In recent weeks, the general public have seen hospitals turning away ambulances and airport terminals grinding to a halt because of confusing and murky ‘IT’ issues. The explanations for these events are increasingly unsatisfactory, if taken through the eyes of the general public.

As a charity that exists to ensure that IT is good for society, we don’t believe that it is acceptable for ‘IT failure’ to be treated as a ‘force majeure’. Technology operates and fails, often in unpredictable ways, but the discipline of engineering is all about ensuring that unpredictability is contained and dealt with in predictable ways; from the failure of a concrete strut in a bridge to an engine component on an aircraft, that failure does not result in an uncontrolled outcome.

The fallacy is to think that technology is somehow inherently unmanageable. It is not. The X factor is, as usual, entirely around people. Most failures are as a result of systems of people failing to properly manage risks around technology, failing to communicate effectively, failing to work together - and managing personal risk rather than systemic risk. An exercise in ensuring system-level integrity that supports the general public can descend into an exercise in prophylactically apportioning blame.
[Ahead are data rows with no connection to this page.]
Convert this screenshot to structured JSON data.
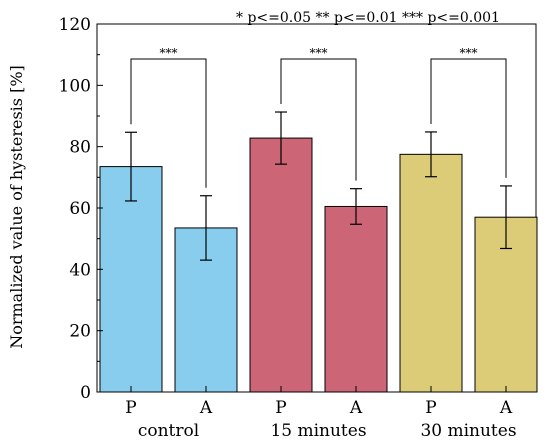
{
  "chart_data": {
    "type": "bar",
    "ylabel": "Normalized value of hysteresis [%]",
    "ylim": [
      0,
      120
    ],
    "yticks": [
      0,
      20,
      40,
      60,
      80,
      100,
      120
    ],
    "grid": false,
    "legend_note": "* p<=0.05   ** p<=0.01   *** p<=0.001",
    "groups": [
      {
        "label": "control",
        "color": "#88ccee",
        "bars": [
          {
            "label": "P",
            "value": 73.5,
            "error": 11.2
          },
          {
            "label": "A",
            "value": 53.5,
            "error": 10.5
          }
        ],
        "significance": "***"
      },
      {
        "label": "15 minutes",
        "color": "#cc6677",
        "bars": [
          {
            "label": "P",
            "value": 82.8,
            "error": 8.5
          },
          {
            "label": "A",
            "value": 60.5,
            "error": 5.8
          }
        ],
        "significance": "***"
      },
      {
        "label": "30 minutes",
        "color": "#ddcc77",
        "bars": [
          {
            "label": "P",
            "value": 77.5,
            "error": 7.3
          },
          {
            "label": "A",
            "value": 57.0,
            "error": 10.2
          }
        ],
        "significance": "***"
      }
    ]
  }
}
When something goes wrong, everyone has a reason why it is someone else’s fault, properly documented.

Organisations where technology is central to their business - the global players in technology, for example - by contrast show us that they can maintain availability and discipline to a spectacular degree, and against spectacular external threats. With the will, it can be done. The ‘physics’ of software and systems is harder to pin down than for concrete or jet engines, particularly when it comes to system-wide failures, but conceptually the engineering principles apply.

What’s different is the people-context where decisions are often made. The issue comes for organisations where their business fundamentally relies upon technology, but they don’t see technology as their business. As organisations have implemented more pervasive and complex technology solutions in business, there has been a lag in both our understanding and our systemic approach to ensuring a good outcome. For some reason we’ve not processed that IT-related risks are often as serious and even more pervasive than other types of risk.

Generations of software and systems engineers pointing this out, and asserting that it can be done properly, have not resulted in the elimination of failure in the way that engineers have largely eliminated deaths in aviation or civil engineering. For example: ‘Why are complex IT projects different?’  …now more than a decade old.

Over more than a generation, we have exhausted ourselves asserting that proper engineering practice is the answer, and we’ve realised we need a different approach. The basis of our Charter, the basis of the values of our members, is that they stand for what’s right for the public. Professionalism for us does not simply mean documenting that you did everything right and someone else failed to listen - or if it does, then it is a word that has lost its meaning. For us, professionalism means taking responsibility for the impact of what we do on real people.

No single professional can accomplish such a system-wide change. It’s hard for a professional group to do so. It is also difficult when there is little or no moral hazard for the board of a company when they can say ‘IT failure’ and receive some level of sympathy.

What’s needed is a professional community that asserts its public focus and accountability, to stand with the general public and demand that this is not acceptable. The general public need to know that we are on their side, that we take responsibility for doing the right thing.

This is why we talk about ‘Making IT Good for Society’; not because it is a nice fluffy story, but because the hard task set us in the Royal Charter is to take responsibility for outcomes. We fight for the public, as a profession, not for the profession’s own interests. We need the general public to recognise this need and demand such a response.

Much of what’s going on in the digital space is evolving, and it often isn’t very clear what’s good for society, but when what’s good or bad is entirely clear and unambiguous, we need to give confidence that we can deliver. That is why we will continue to work across many sectors - such as health and care, cyber security, and across the board - for a status and level of expectation to be placed on individual IT professionals, alongside the means to meet that expectation, to really meet the needs of the public.